If there is any hope of an increase in supply, it is expected to come at the end of the year, in tandem with what many think will be the retreat of the semiconductor shortage and an opportunity for fleets to replace some of their vehicles.
"We do see some pressure on price later on in the year when supply gets a little bit more back to normal," explains Potter. "We'll start to see some of the cars that have been extended on lease coming back into the used car market. Volumes will increase. I personally think probably second half of the year.
"But we have to realise that cars depreciate and there is deflation in pricing as they get older, so if you knocked 10% off values this year, they would still be 20% up on where they were. Basically, some pricing realignment will come at some point, but it's nothing to worry about."
Potter more or less agrees. He predicts that values are not at risk of anything like a significant fall until "at least quarter three this year" and thinks it is likely that the current strength of prices will continue for longer, as manufacturers have long queues of fleet, rental and consumer customers to satisfy (he elaborates on the timeframe in 'Supply: it must get better in the long run, mustn't it?').
With the caveat that any auction company would be glad of the stock these days, his advice to organisations with vehicles anywhere near ready to defleet is to do it sooner rather than later.
"If they can secure new car supply, I would recommend that they try and satisfy some of those customer orders and get the stock out because, obviously, the price that they can achieve for those used cars is going to be strong.
"Plus, they don't want to be running ageing fleets all the time. At some point, those cars are either going to start costing them more in maintenance to keep them running, or the customers or drivers themselves won't want to run those cars for ever and ever, so while there is demand for that stock, they should take advantage of it where they can."
Supply: it must get better in the long run, mustn't it?
If the majority of predictions are true, then the semiconductor shortage will not fully recede until 2023 and, even then, there will still be a lag between full-tilt production and the arrival of new vehicles on fleets, which could extend the current period of low used car supply well into the middle of the decade.
"You have to start asking yourself about long-term used car pricing," says Aston Barclay's Martin Potter. "There's a growing number of used car retailers out there in terms of the size of the mouth to feed, and most franchise dealers are investing more in the used car retail sites.
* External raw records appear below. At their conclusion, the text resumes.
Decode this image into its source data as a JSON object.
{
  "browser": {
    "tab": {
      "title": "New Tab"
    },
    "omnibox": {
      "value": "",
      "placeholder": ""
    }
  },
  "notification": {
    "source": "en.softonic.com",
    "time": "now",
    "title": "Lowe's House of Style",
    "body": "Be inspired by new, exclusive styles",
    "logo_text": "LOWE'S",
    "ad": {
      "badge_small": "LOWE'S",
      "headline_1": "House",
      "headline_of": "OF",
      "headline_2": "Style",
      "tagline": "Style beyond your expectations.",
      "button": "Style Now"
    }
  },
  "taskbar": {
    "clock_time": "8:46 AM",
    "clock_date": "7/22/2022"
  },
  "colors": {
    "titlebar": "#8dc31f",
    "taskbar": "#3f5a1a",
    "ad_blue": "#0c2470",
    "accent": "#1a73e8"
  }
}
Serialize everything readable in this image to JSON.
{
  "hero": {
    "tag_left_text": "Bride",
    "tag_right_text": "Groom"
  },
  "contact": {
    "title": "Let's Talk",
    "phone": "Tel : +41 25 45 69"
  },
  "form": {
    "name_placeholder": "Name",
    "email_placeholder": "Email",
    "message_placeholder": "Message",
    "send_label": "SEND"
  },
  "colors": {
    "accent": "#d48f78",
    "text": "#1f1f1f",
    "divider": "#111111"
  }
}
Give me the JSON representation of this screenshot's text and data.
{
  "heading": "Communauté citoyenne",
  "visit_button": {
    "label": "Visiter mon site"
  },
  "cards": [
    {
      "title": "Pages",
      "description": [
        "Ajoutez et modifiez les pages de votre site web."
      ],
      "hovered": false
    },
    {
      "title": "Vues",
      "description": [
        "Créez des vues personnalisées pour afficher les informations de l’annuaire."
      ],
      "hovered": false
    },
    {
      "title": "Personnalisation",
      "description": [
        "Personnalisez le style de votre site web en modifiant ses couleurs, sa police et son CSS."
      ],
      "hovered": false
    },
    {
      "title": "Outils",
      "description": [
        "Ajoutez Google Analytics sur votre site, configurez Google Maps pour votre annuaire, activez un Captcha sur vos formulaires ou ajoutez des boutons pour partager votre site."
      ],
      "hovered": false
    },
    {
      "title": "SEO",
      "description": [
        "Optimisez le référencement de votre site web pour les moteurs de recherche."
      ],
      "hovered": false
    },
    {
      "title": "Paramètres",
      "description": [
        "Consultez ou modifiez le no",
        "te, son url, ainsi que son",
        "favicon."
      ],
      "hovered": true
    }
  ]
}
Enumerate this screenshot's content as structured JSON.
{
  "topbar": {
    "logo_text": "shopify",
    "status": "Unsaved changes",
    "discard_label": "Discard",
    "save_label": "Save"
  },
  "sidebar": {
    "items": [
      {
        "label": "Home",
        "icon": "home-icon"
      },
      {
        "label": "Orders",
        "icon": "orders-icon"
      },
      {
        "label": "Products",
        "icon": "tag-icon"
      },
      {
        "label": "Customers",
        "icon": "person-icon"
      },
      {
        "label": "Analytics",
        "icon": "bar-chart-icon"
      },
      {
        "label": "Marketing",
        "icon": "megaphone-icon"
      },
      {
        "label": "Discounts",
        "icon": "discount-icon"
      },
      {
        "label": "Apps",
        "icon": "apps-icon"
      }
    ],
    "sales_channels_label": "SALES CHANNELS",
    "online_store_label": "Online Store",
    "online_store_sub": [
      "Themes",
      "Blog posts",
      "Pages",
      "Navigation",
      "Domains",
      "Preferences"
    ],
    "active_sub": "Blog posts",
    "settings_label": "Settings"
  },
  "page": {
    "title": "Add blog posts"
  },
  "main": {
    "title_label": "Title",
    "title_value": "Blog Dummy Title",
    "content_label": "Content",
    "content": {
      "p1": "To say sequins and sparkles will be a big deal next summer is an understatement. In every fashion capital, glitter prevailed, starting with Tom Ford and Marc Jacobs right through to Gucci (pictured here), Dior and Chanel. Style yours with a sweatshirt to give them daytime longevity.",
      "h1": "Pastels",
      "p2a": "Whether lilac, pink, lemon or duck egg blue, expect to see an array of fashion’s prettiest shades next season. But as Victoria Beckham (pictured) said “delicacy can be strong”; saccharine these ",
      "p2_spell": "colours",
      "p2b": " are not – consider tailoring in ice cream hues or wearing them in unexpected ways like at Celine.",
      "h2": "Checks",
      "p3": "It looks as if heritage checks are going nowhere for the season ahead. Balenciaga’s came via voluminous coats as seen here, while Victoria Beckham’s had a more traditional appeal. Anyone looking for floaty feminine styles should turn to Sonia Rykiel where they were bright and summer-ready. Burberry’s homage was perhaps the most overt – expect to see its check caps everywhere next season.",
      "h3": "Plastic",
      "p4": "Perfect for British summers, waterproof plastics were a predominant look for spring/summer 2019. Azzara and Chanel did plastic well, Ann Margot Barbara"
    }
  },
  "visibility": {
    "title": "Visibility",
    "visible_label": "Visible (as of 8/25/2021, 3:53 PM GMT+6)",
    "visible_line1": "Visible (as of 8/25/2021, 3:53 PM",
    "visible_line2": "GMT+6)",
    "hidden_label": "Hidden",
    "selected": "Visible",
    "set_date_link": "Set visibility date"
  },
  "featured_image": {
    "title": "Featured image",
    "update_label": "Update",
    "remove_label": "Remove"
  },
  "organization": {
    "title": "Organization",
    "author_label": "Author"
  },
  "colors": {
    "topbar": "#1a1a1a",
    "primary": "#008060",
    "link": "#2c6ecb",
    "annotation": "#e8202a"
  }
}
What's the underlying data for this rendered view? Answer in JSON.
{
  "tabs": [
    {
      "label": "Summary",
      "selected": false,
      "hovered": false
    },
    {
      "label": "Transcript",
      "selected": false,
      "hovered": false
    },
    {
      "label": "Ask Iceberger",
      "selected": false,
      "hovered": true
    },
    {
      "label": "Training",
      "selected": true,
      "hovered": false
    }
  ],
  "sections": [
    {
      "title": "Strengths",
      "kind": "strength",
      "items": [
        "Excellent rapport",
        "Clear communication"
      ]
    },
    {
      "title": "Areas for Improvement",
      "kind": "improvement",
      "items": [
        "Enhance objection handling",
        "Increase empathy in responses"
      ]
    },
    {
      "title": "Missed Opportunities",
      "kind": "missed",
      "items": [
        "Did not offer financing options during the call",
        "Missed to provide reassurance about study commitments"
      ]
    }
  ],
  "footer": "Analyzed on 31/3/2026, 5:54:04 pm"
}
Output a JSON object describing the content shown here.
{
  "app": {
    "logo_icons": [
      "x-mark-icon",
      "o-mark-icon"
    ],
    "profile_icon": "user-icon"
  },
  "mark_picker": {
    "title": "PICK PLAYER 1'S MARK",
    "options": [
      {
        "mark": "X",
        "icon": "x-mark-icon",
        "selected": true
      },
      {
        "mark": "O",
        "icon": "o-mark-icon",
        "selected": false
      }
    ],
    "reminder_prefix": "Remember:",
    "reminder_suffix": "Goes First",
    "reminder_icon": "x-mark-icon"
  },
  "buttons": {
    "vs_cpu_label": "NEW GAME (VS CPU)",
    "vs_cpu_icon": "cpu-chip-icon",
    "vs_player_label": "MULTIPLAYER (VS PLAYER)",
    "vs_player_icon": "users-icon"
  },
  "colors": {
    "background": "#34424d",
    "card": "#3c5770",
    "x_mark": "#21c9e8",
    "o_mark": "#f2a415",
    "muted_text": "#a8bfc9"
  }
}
If we get to 2023, you then have to look back three to four years to 2019, which had lower registrations."
He points to the peak years for new car sales in the middle of the past decade, which topped out at 2,692,786 units in 2016. That caused a short-lived dip in used values in Easter 2019 (arguably the most significant fall in recent memory) when a chunk of vehicles registered in March that year made their way into the used market. He applies the same logic to the past three years.
"We were only talking something like 1.6 million [new car] units last year. We're going to do another 1.6 [in 2021] and next year's probably going to be much the same," says Potter.
"You're going to be nearly two million cars less than you'd normally see in any three-year period. I think there are generally going to be less cars around than we've had in previous years because, by 2023, you are now back into a three-year fleet cycle. So, used car pricing is going to stay relatively strong for the next two or three years."